What Engineering Shortage?
“We don’t have enough engineers in the USA!” is a very common sentiment. People see a de-industrializing economy and assume this is due to a lack of workers, a supply problem. I believe cause and effect are swapped and it is actually a demand problem. We have so few engineers because the economy has de-industrialized. Here’s why:
Relatively few people who graduate with engineering degrees work as engineers. The American Society of Engineering Education estimates “approximately half of engineering degree holders work their principal job in engineering” [1]. If there was an engineering shortage, then it’s unlikely that half of engineering grads would pursue a career in a different field.
A few years ago I ran a similar analysis using Department of Education and Bureau of Labor Statistics datasets and concluded the same thing. Almost every engineering discipline graduated many, many more engineers than the economy could absorb. [2] Computing disciplines had large shortages though. This degree-job mismatch is corroborated by economist Ron Hira [3] (fig 1)
If there is a high demand for engineers it stands to reason that wages would increase in response. Economists have noticed the opposite; real wages for engineers are down. (fig 2 and fig 3)
Additionally, unemployment rates for engineers are higher than for other professions. (fig 4)

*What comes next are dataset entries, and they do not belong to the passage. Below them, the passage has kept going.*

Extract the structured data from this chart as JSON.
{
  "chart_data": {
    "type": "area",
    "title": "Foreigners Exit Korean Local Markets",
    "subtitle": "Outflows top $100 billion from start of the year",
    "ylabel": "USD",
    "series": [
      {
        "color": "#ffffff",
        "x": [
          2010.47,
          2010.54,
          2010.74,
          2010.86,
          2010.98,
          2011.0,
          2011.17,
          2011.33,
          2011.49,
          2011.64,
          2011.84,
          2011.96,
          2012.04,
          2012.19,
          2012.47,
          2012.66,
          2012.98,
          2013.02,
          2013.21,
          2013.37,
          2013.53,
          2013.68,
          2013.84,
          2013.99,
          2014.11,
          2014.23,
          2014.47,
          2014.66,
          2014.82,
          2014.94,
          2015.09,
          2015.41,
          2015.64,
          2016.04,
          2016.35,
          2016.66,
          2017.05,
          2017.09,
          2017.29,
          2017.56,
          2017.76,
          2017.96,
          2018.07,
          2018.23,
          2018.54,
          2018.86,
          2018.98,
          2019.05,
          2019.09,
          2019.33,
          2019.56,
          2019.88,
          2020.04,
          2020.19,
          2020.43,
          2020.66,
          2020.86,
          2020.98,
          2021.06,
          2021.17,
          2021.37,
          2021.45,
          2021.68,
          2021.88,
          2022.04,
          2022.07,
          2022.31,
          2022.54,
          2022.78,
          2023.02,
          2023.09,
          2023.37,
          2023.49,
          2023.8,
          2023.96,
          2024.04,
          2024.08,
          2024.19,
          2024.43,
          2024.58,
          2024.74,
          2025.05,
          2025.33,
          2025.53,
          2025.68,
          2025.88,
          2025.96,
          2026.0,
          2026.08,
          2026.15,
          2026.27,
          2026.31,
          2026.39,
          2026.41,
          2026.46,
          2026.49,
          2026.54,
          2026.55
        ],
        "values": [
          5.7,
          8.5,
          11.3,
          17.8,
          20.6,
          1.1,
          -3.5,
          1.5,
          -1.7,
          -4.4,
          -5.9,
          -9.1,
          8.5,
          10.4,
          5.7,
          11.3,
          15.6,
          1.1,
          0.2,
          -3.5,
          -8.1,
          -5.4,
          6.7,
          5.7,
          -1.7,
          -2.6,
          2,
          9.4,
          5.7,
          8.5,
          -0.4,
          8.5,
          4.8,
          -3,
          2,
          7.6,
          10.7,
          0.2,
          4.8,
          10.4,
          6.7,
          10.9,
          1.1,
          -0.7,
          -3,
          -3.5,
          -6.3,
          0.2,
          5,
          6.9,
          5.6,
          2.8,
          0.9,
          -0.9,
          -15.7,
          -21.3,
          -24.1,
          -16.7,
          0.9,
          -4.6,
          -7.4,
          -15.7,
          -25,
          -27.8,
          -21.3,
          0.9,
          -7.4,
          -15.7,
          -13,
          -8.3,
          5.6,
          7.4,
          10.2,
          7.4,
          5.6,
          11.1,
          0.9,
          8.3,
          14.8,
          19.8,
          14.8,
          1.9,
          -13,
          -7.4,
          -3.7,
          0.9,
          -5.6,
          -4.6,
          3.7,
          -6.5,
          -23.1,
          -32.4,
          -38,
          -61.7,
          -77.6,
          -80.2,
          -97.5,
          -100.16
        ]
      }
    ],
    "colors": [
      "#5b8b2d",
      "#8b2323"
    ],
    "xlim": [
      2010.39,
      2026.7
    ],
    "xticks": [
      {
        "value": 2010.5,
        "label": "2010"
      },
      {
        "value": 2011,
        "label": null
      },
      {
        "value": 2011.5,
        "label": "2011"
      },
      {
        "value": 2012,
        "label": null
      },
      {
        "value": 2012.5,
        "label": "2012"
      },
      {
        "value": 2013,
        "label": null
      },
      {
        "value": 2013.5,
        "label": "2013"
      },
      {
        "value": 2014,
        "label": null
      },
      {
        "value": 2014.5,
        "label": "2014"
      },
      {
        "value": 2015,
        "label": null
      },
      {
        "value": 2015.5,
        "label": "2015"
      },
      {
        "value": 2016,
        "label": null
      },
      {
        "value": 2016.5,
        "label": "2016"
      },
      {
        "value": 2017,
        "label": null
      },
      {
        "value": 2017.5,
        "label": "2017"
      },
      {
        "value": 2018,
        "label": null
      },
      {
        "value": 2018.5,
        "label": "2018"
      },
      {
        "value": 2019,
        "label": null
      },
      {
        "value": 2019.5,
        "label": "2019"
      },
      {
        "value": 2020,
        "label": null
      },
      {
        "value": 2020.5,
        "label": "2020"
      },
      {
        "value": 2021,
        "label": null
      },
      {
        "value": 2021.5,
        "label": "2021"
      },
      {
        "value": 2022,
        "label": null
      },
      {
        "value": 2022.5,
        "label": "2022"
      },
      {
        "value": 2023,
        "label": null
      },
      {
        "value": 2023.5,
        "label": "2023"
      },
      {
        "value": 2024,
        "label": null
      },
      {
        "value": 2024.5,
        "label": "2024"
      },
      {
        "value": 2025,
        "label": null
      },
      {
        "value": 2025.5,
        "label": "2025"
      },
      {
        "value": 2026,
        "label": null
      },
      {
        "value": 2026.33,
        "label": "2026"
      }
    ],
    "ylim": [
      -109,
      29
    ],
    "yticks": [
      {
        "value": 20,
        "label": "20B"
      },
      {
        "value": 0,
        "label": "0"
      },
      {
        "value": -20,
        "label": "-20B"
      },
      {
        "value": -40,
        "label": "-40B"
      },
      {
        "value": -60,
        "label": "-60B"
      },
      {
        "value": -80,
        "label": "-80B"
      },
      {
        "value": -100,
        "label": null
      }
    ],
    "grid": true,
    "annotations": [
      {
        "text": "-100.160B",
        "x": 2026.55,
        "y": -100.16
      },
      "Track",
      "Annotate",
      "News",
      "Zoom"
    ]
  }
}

All of these data point to a surplus of engineers, rather than a shortage. As I mentioned earlier in this post, the industrial base of the United States has been so diminished that engineering grads need to look elsewhere to find work. Anecdotally, this matches my experience. Most of my friends and classmates from engineering school went into consulting, tech, and finance rather than into manufacturing. The lack of engineering jobs is a demand-for-engineers issue, not a supply-of-engineers issue which almost seems harder to fix. If it were a supply issue then America would just have to graduate more engineers. Because it’s likely a demand issue, we need to spin up an industrial base which will take some time and lots of investment.